Journal Entry 1 by JesseBC from Duluth, Minnesota USA on Monday, September 22, 2003
In 1936, originally intending merely to report on the Spanish Civil War as a journalist, George Orwell found himself embroiled as a participant -- as a member of the Worker's Party of Marxist Unity (POUM). Fighting against the Fascists, Orwell's true account of life in the trenches -- with a "democratic army" composed of men with no ranks, no titles, and often no weapons, and of his near-fatal wounding -- is painfully vivid and occasionally comic. As the politics become tangled, Orwell was pulled into a heartbreaking conflict between his own personal ideals and the complicated realities of political power struggles.

Available for loan.

Journal Entry 2 by JesseBC at on Thursday, October 23, 2003
Released on Thursday, October 23, 2003 at postal release in Beverley, England United Kingdom.
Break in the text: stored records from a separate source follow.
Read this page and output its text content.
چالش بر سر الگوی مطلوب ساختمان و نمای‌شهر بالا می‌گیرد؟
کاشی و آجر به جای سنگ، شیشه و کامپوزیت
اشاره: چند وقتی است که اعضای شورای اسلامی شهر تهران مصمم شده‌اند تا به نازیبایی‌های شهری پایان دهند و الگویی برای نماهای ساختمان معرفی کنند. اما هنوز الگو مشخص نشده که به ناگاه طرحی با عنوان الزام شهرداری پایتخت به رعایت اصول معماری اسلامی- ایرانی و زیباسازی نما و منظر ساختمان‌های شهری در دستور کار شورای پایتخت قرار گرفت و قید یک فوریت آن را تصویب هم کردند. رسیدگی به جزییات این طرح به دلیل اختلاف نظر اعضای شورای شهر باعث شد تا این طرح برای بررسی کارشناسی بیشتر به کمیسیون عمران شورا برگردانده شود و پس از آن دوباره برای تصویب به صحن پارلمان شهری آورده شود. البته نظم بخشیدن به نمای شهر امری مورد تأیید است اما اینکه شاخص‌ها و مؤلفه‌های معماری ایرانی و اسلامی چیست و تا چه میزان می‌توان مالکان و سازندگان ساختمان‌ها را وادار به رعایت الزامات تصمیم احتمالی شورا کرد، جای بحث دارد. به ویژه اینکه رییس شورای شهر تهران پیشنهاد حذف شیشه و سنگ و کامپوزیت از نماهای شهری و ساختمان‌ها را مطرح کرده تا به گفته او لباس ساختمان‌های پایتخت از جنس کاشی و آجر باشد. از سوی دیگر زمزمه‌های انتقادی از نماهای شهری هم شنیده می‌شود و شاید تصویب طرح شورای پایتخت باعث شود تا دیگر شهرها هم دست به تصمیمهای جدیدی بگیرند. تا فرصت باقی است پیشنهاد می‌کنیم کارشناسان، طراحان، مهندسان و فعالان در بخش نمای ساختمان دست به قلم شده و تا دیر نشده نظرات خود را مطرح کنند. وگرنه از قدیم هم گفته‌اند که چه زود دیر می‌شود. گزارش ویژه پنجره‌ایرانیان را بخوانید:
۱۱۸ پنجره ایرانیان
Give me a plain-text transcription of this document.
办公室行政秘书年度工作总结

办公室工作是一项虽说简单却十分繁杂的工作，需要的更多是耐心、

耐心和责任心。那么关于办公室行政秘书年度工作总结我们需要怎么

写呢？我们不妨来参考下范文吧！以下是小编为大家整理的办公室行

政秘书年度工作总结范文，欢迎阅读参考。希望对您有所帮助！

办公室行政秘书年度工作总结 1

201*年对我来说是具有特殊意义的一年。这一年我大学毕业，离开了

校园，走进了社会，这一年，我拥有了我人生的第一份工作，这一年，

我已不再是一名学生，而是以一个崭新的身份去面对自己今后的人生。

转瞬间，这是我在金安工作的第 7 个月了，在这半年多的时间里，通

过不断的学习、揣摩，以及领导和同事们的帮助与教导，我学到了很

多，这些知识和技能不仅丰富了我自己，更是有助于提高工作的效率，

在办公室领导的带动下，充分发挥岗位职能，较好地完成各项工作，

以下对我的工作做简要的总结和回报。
Off to begin its bookring journey in England!

Journal Entry 3 by Fofum from Beverley, East Yorkshire United Kingdom on Wednesday, October 29, 2003
This was waiting for me when I got back from a wild weekend in London - Thanks! I have a couple to finish before I start this. I am really looking forward to it.

Journal Entry 4 by JesseBC from Duluth, Minnesota USA on Friday, November 14, 2003
Order for the bookring:

fofum
charbono <--- on its way
Purplestars
kayters
apapsa
ahythloday
Clawdia
Fyodor
Tuz
kalipriestess
paultopia
Ramya

Journal Entry 5 by Fofum from Beverley, East Yorkshire United Kingdom on Saturday, May 22, 2004
My apologies for the length of time I've had this. I wanted to take it seriously and I've had a couple of goes at reading it...but it has defeated me. The narrative parts I have really enjoyed, but Orwell's 'policical chapters' as he calls them, I found turgid. I was also a little niggled by the introduction, written by an American academic. I suspect when we read our own history being described by others it is always a strange experience...but his air of condesenstion did not enhance my reading of the text.

Orwell was a great man of principle and an analytical historian, what he has to say about his own time is illuminating for our own - but I think his fiction is more pointed and accessible than this autobiographical approach.